Quand Staline apprend officiellement, en juin, par plusieurs messages de Roosevelt, que le débarquement en France sera repoussé d’un an, le « je t’aime, moi non plus » de Staline-Churchill a déjà vécu. La révélation par Hitler du massacre de Katyn est passée par là. La fourberie de Staline imputant aux nazis la responsabilité de son propre crime et allant même jusqu’à chercher à impliquer les Polonais du gouvernement en exil à Londres ne peut être supportée par Churchill. Désormais, il fera encore de la figuration entre Alliés. Mais il n’y aura plus aucune chaleur humaine entre lui et le dictateur russe.
Il y a toujours deux « grands ». Mais le deuxième n’est plus européen, c’est celui qui, à Washington, prépare et réalise l’ouverture du véritable deuxième front. Le 6 juin 1944, le vieux lion britannique n’est plus un acteur fondamental. Il lui reste ses vertus de prophète. Il avait prédit à Chamberlain, après les accords de Munich, qu’il aurait le déshonneur et la guerre. En 1946, il marque sa rupture finale avec Staline en dénonçant les méfaits du rideau de fer que ce dernier vient de faire tomber sur l’Europe.

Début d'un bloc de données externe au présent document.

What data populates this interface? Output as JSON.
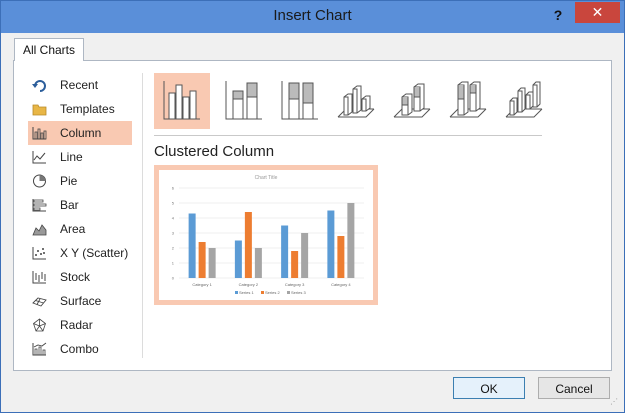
{
  "window": {
    "title": "Insert Chart",
    "help": "?",
    "close": "✕"
  },
  "tabs": [
    {
      "label": "All Charts"
    }
  ],
  "categories": [
    {
      "label": "Recent",
      "icon": "recent-icon"
    },
    {
      "label": "Templates",
      "icon": "folder-icon"
    },
    {
      "label": "Column",
      "icon": "column-chart-icon",
      "selected": true
    },
    {
      "label": "Line",
      "icon": "line-chart-icon"
    },
    {
      "label": "Pie",
      "icon": "pie-chart-icon"
    },
    {
      "label": "Bar",
      "icon": "bar-chart-icon"
    },
    {
      "label": "Area",
      "icon": "area-chart-icon"
    },
    {
      "label": "X Y (Scatter)",
      "icon": "scatter-chart-icon"
    },
    {
      "label": "Stock",
      "icon": "stock-chart-icon"
    },
    {
      "label": "Surface",
      "icon": "surface-chart-icon"
    },
    {
      "label": "Radar",
      "icon": "radar-chart-icon"
    },
    {
      "label": "Combo",
      "icon": "combo-chart-icon"
    }
  ],
  "subtypes": [
    {
      "icon": "clustered-column-icon",
      "selected": true
    },
    {
      "icon": "stacked-column-icon"
    },
    {
      "icon": "100-stacked-column-icon"
    },
    {
      "icon": "3d-clustered-column-icon"
    },
    {
      "icon": "3d-stacked-column-icon"
    },
    {
      "icon": "3d-100-stacked-column-icon"
    },
    {
      "icon": "3d-column-icon"
    }
  ],
  "selected_subtype_title": "Clustered Column",
  "preview": {
    "title": "Chart Title",
    "categories": [
      "Category 1",
      "Category 2",
      "Category 3",
      "Category 4"
    ],
    "legend": [
      "Series 1",
      "Series 2",
      "Series 3"
    ],
    "series_colors": [
      "#5b9bd5",
      "#ed7d31",
      "#a5a5a5"
    ]
  },
  "chart_data": {
    "type": "bar",
    "title": "Chart Title",
    "categories": [
      "Category 1",
      "Category 2",
      "Category 3",
      "Category 4"
    ],
    "series": [
      {
        "name": "Series 1",
        "values": [
          4.3,
          2.5,
          3.5,
          4.5
        ]
      },
      {
        "name": "Series 2",
        "values": [
          2.4,
          4.4,
          1.8,
          2.8
        ]
      },
      {
        "name": "Series 3",
        "values": [
          2,
          2,
          3,
          5
        ]
      }
    ],
    "ylim": [
      0,
      6
    ],
    "yticks": [
      0,
      1,
      2,
      3,
      4,
      5,
      6
    ],
    "grid": true,
    "legend": "bottom"
  },
  "buttons": {
    "ok": "OK",
    "cancel": "Cancel"
  },
  "colors": {
    "titlebar": "#5a8fd9",
    "selection": "#f9c9b2",
    "close": "#c9463d"
  }
}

12. Ce qui donna à Hitler l’impression que les armées soviétiques étaient sans aucune valeur et l’incita à déclencher Barbarossa, malgré le retard créé par les difficultés de Mussolini en Grèce.
23. Ce qui ne se révéla que partiellement vrai. La Finlande eut à subir une nouvelle attaque soviétique à la fin de la guerre, mais réussit à préserver sa jeune indépendance.